DIREITO CONSTITUCIONAL. AGRAVO INTERNO EM RECURSO EXTRAORDINÁRIO. REPRESENTAÇÃO DE INCONSTITUCIONALIDADE. LEI MUNICIPAL DE INICIATIVA PARLAMENTAR. ALTERAÇÃO DA ESTRUTURA E DE ÓRGÃOS DA ADMINISTRAÇÃO PÚBLICA. INICIATIVA PRIVATIVA DO PODER EXECUTIVO. 1. O Tribunal de origem reconheceu que a lei municipal de origem parlamentar, ao dispor sobre atos de organização interna da gestão municipal, invadiu a competência privativa do chefe do poder executivo prevista no art. 46, § 1º, II, c, da Constituição estadual. 2. No julgamento do ARE 878.911-RG, Rel. Min. Gilmar Mendes, em sede de repercussão geral, foi reafirmada a jurisprudência do STF no sentido de que somente não usurpa a competência privativa do chefe do Poder Executivo lei que, embora crie despesa para a Administração Pública, não trata da sua estrutura ou da atribuição de seus órgãos nem do regime jurídico de servidores públicosRoberto Barroso. 3. Inaplicável o art. 85, § 11, do CPC/2015, uma vez que não é cabível condenação em honorários advocatícios. 4. Agravo interno a que se nega provimento.” (RE nº 1.104.765 AgR/RN, Primeira Turma, Rel. Min.

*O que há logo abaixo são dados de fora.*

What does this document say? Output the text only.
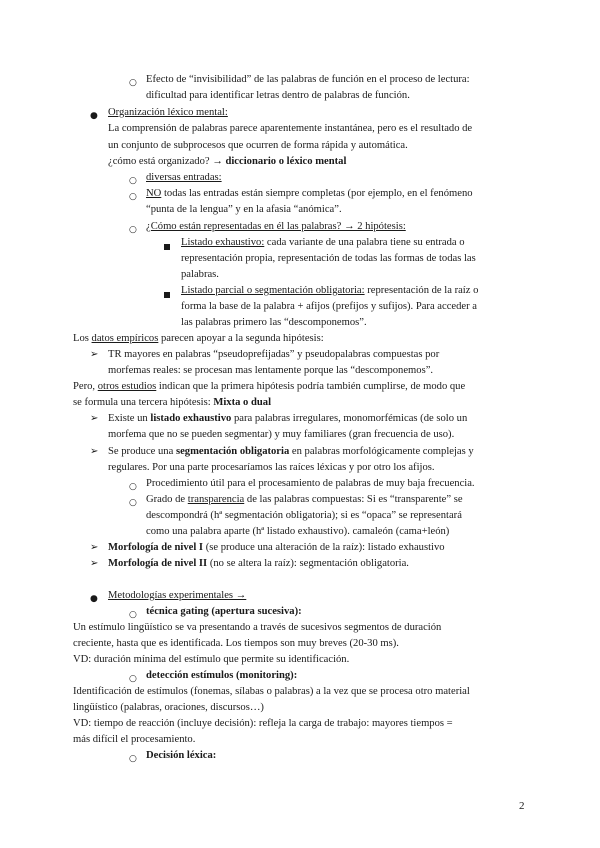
○ Efecto de “invisibilidad” de las palabras de función en el proceso de lectura:
dificultad para identificar letras dentro de palabras de función.
● Organización léxico mental:
La comprensión de palabras parece aparentemente instantánea, pero es el resultado de
un conjunto de subprocesos que ocurren de forma rápida y automática.
¿cómo está organizado? → diccionario o léxico mental
○ diversas entradas:
○ NO todas las entradas están siempre completas (por ejemplo, en el fenómeno
“punta de la lengua” y en la afasia “anómica”.
○ ¿Cómo están representadas en él las palabras? → 2 hipótesis:
Listado exhaustivo: cada variante de una palabra tiene su entrada o
representación propia, representación de todas las formas de todas las
palabras.
Listado parcial o segmentación obligatoria: representación de la raíz o
forma la base de la palabra + afijos (prefijos y sufijos). Para acceder a
las palabras primero las “descomponemos”.
Los datos empíricos parecen apoyar a la segunda hipótesis:
➢ TR mayores en palabras “pseudoprefijadas” y pseudopalabras compuestas por
morfemas reales: se procesan mas lentamente porque las “descomponemos”.
Pero, otros estudios indican que la primera hipótesis podría también cumplirse, de modo que
se formula una tercera hipótesis: Mixta o dual
➢ Existe un listado exhaustivo para palabras irregulares, monomorfémicas (de solo un
morfema que no se pueden segmentar) y muy familiares (gran frecuencia de uso).
➢ Se produce una segmentación obligatoria en palabras morfológicamente complejas y
regulares. Por una parte procesaríamos las raíces léxicas y por otro los afijos.
○ Procedimiento útil para el procesamiento de palabras de muy baja frecuencia.
○ Grado de transparencia de las palabras compuestas: Si es “transparente” se
descompondrá (hª segmentación obligatoria); si es “opaca” se representará
como una palabra aparte (hª listado exhaustivo). camaleón (cama+león)
➢ Morfología de nivel I (se produce una alteración de la raíz): listado exhaustivo
➢ Morfología de nivel II (no se altera la raíz): segmentación obligatoria.
● Metodologías experimentales →
○ técnica gating (apertura sucesiva):
Un estímulo lingüístico se va presentando a través de sucesivos segmentos de duración
creciente, hasta que es identificada. Los tiempos son muy breves (20-30 ms).
VD: duración mínima del estímulo que permite su identificación.
○ detección estímulos (monitoring):
Identificación de estímulos (fonemas, sílabas o palabras) a la vez que se procesa otro material
lingüístico (palabras, oraciones, discursos…)
VD: tiempo de reacción (incluye decisión): refleja la carga de trabajo: mayores tiempos =
más difícil el procesamiento.
○ Decisión léxica:
2
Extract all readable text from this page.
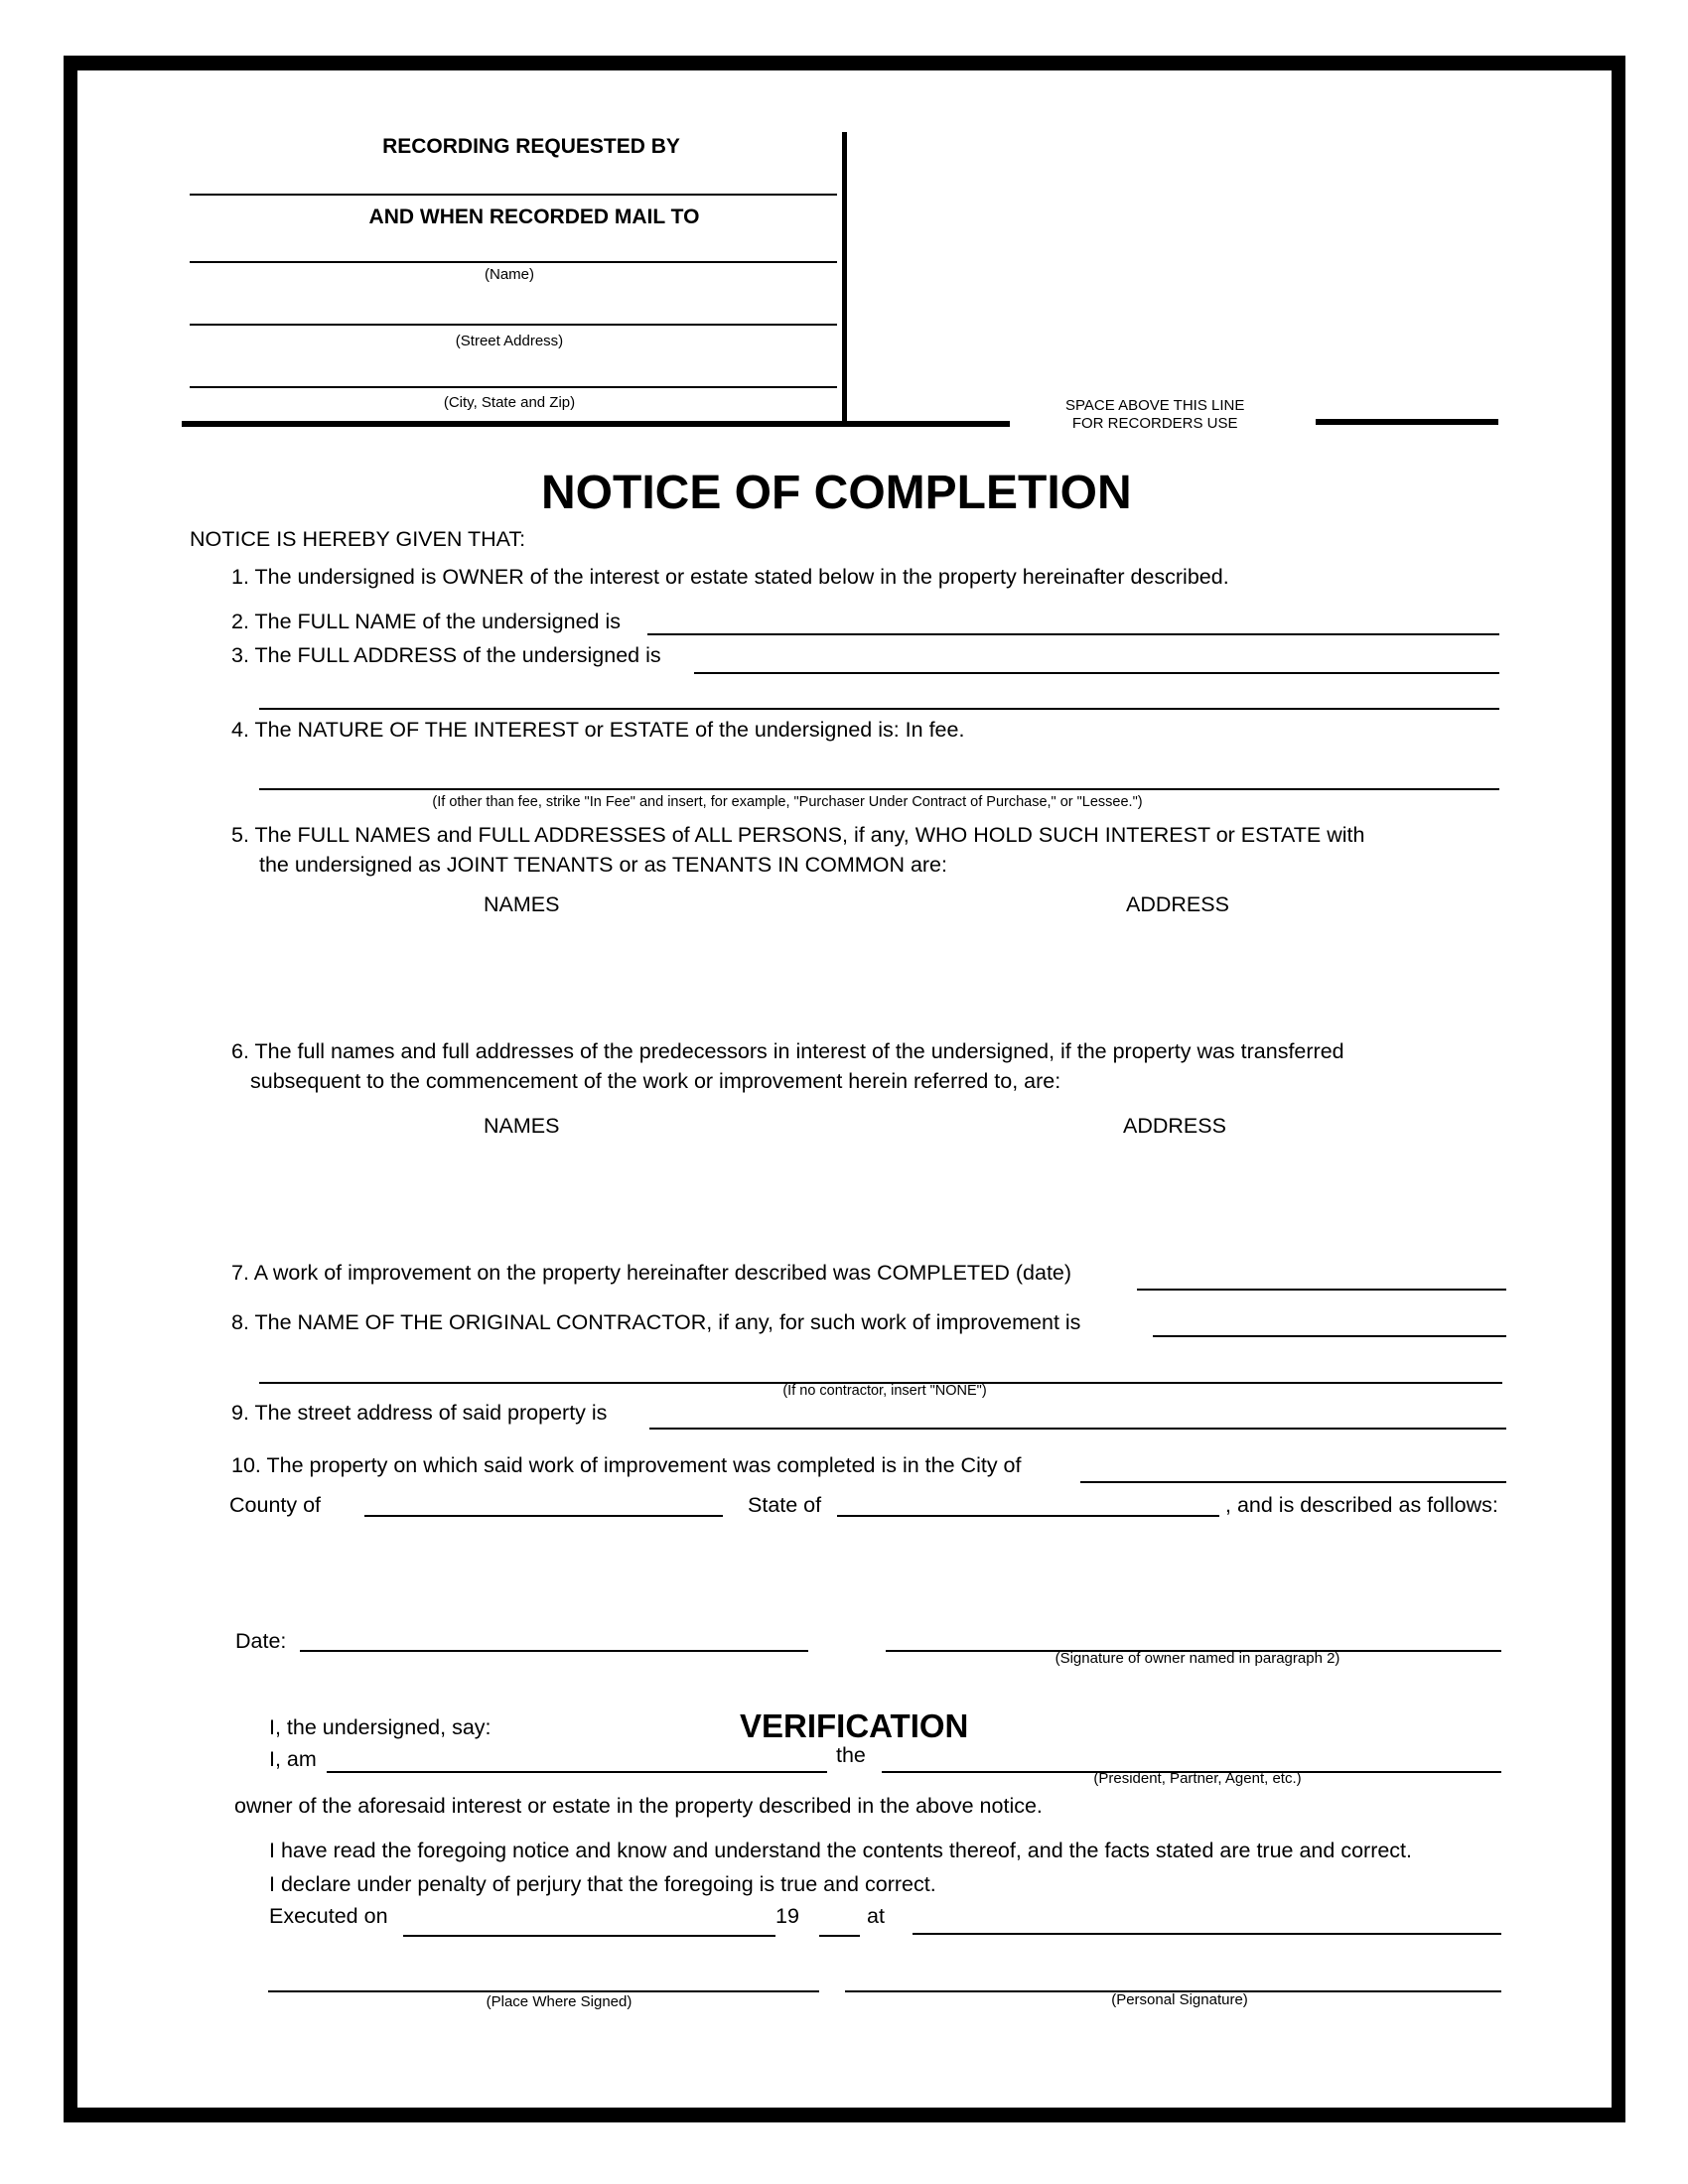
RECORDING REQUESTED BY
AND WHEN RECORDED MAIL TO
(Name)
(Street Address)
(City, State and Zip)	SPACE ABOVE THIS LINE
FOR RECORDERS USE
NOTICE OF COMPLETION
NOTICE IS HEREBY GIVEN THAT:
1. The undersigned is OWNER of the interest or estate stated below in the property hereinafter described.
2. The FULL NAME of the undersigned is
3. The FULL ADDRESS of the undersigned is
4. The NATURE OF THE INTEREST or ESTATE of the undersigned is: In fee.
(If other than fee, strike "In Fee" and insert, for example, "Purchaser Under Contract of Purchase," or "Lessee.")
5. The FULL NAMES and FULL ADDRESSES of ALL PERSONS, if any, WHO HOLD SUCH INTEREST or ESTATE with
the undersigned as JOINT TENANTS or as TENANTS IN COMMON are:
NAMES	ADDRESS
6. The full names and full addresses of the predecessors in interest of the undersigned, if the property was transferred
subsequent to the commencement of the work or improvement herein referred to, are:
NAMES	ADDRESS
7. A work of improvement on the property hereinafter described was COMPLETED (date)
8. The NAME OF THE ORIGINAL CONTRACTOR, if any, for such work of improvement is
(If no contractor, insert "NONE")
9. The street address of said property is
10. The property on which said work of improvement was completed is in the City of
County of	State of	, and is described as follows:
Date:
(Signature of owner named in paragraph 2)
I, the undersigned, say:	VERIFICATION
I, am	the
(President, Partner, Agent, etc.)
owner of the aforesaid interest or estate in the property described in the above notice.
I have read the foregoing notice and know and understand the contents thereof, and the facts stated are true and correct.
I declare under penalty of perjury that the foregoing is true and correct.
Executed on	19	at
(Place Where Signed)	(Personal Signature)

AGRAVO REGIMENTAL NO RECURSO EXTRAORDINÁRIO. AÇÃO DIRETA DE INCONSTITUCIONALIDADE. VÍCIO DE INICIATIVA. LEI DE INICIATIVA PARLAMENTAR QUE DISPÕE SOBRE ATRIBUIÇÕES E ESTABELECE OBRIGAÇÃO A ÓRGÃO DA ADMINISTRAÇÃO PÚBLICA. INCONSTITUCIONALIDADE. PRECEDENTES. AGRAVO AO QUAL SE NEGA PROVIMENTO. 1. Acórdão recorrido que se encontra em sintonia com a jurisprudência desta Corte no sentido de que padece de inconstitucionalidade formal a lei de iniciativa parlamentar que disponha sobre atribuições ou estabeleça obrigações a órgãos públicos, matéria da competência privativa do Chefe do Poder Executivo. 2. Agravo regimental a que se nega provimento.” (RE nº 653.041 AgR/MG, Primeira Turma, Rel. Min. Edson Fachin, DJe de 9/8/16, grifos nossos).


Agravo regimental no recurso extraordinário com agravo. Constitucional. Representação por inconstitucionalidade. Lei nº 4.295/2004 do Estado do Rio de Janeiro, a qual autoriza os diretores de escolas públicas estaduais a ceder espaço para a realização de encontro de casais, jovens e adolescentes de todos os grupos religiosos e dá outras providências. Lei que versa a respeito das atribuições, organização e funcionamento das instituições de ensino públicas estaduais. Competência do chefe do Poder Executivo. Iniciativa parlamentar. Inconstitucionalidade formal. Precedentes. 1. É pacífica a jurisprudência da Corte no sentido de que padece de inconstitucionalidade formal a lei resultante de iniciativa parlamentar que disponha sobre atribuições, organização e funcionamento de órgãos públicos, haja vista que essa matéria é afeta ao chefe do Poder Executivo. 2. Agravo regimental não provido.” (ARE nº 1.075.428 AgR/RJ, Segunda Turma, de minha relatoria, DJe de 28/5/18, grifos nossos).


Na espécie, a norma declarada inconstitucional pelo Tribunal de origem, ao estabelecer direito à remoção para todos os servidores profissionais de educação que atuem em unidades escolares, versou a respeito do regime jurídico dos servidores públicos do Município do Rio de Janeiro, estabelecendo obrigações ao órgão público, matéria da competência privativa do Chefe do Poder Executivo.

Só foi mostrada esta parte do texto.